La photo de Czesława recolorisée par la jeune femme est devenue virale en prenant la véritable teinte de l’horreur : la fatigue dans les corps, la crasse des vêtements, l’incompréhension peureuse des regards n’étant pas aussi reconnaissable sur les images en noir et blanc peuplant les musées des pays de l’Est, à partir de l’Allemagne. « Regarder des photos comme celle-ci durant tant d’heures et de minutes, en m’assurant que j’ai bien couvert chaque minuscule détail n’est pas une tâche facile (émotionnellemnt) », raconte la jeune femme. « Mais je continue de le faire, car je crois sincèrement au pouvoir de voir des visages comme celui de Czesława ».

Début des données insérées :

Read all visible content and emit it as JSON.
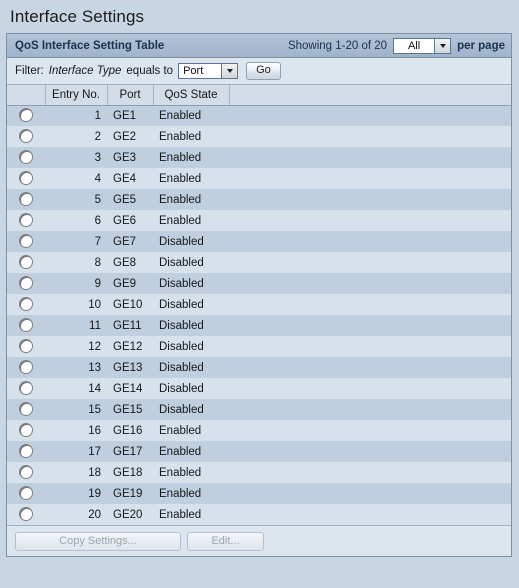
{
  "page": {
    "title": "Interface Settings"
  },
  "panel": {
    "title": "QoS Interface Setting Table",
    "showing_text": "Showing 1-20 of 20",
    "per_page_value": "All",
    "per_page_text": "per page"
  },
  "filter": {
    "label": "Filter:",
    "field_name": "Interface Type",
    "operator": "equals to",
    "value": "Port",
    "go_label": "Go"
  },
  "table": {
    "columns": [
      "",
      "Entry No.",
      "Port",
      "QoS State",
      ""
    ],
    "rows": [
      {
        "entry": "1",
        "port": "GE1",
        "state": "Enabled"
      },
      {
        "entry": "2",
        "port": "GE2",
        "state": "Enabled"
      },
      {
        "entry": "3",
        "port": "GE3",
        "state": "Enabled"
      },
      {
        "entry": "4",
        "port": "GE4",
        "state": "Enabled"
      },
      {
        "entry": "5",
        "port": "GE5",
        "state": "Enabled"
      },
      {
        "entry": "6",
        "port": "GE6",
        "state": "Enabled"
      },
      {
        "entry": "7",
        "port": "GE7",
        "state": "Disabled"
      },
      {
        "entry": "8",
        "port": "GE8",
        "state": "Disabled"
      },
      {
        "entry": "9",
        "port": "GE9",
        "state": "Disabled"
      },
      {
        "entry": "10",
        "port": "GE10",
        "state": "Disabled"
      },
      {
        "entry": "11",
        "port": "GE11",
        "state": "Disabled"
      },
      {
        "entry": "12",
        "port": "GE12",
        "state": "Disabled"
      },
      {
        "entry": "13",
        "port": "GE13",
        "state": "Disabled"
      },
      {
        "entry": "14",
        "port": "GE14",
        "state": "Disabled"
      },
      {
        "entry": "15",
        "port": "GE15",
        "state": "Disabled"
      },
      {
        "entry": "16",
        "port": "GE16",
        "state": "Enabled"
      },
      {
        "entry": "17",
        "port": "GE17",
        "state": "Enabled"
      },
      {
        "entry": "18",
        "port": "GE18",
        "state": "Enabled"
      },
      {
        "entry": "19",
        "port": "GE19",
        "state": "Enabled"
      },
      {
        "entry": "20",
        "port": "GE20",
        "state": "Enabled"
      }
    ]
  },
  "footer": {
    "copy_settings_label": "Copy Settings...",
    "edit_label": "Edit..."
  },
  "colors": {
    "page_background": "#c8d6e4",
    "panel_background": "#dde6ef",
    "panel_header": "#a9bcd1",
    "row_odd": "#bfcfe0",
    "row_even": "#d7e1ec",
    "header_row": "#d4dde7",
    "border": "#7d91a6",
    "text": "#14171a",
    "title_text": "#17334f",
    "disabled_text": "#9aa6b1"
  }
}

Elle n’avait que 14 ans mais était bien plus courageuse que je ne le serai jamais (…) Elle venait juste d’être battue par un kapo et elle a pourtant l’air si forte. Elle m’est devenue d’autant plus réelle et puissante une fois que j’ai colorisé ses bleus et le sang sur son visage.

« C’est bien plus facile de s’identifier à ces personnes une fois qu’on les comprend et voit comme de vrais êtres humains », explique Marina Amaral sur Twitter à propos du pouvoir de la couleur. La coloriste a reçu l’autorisation de réaliser son travail sur cette photo en particulier parce qu’elle était désormais tombée dans le domaine public. « La photo est devenue plusieurs fois virale, mais jamais avec cette intensité », estime-t-elle.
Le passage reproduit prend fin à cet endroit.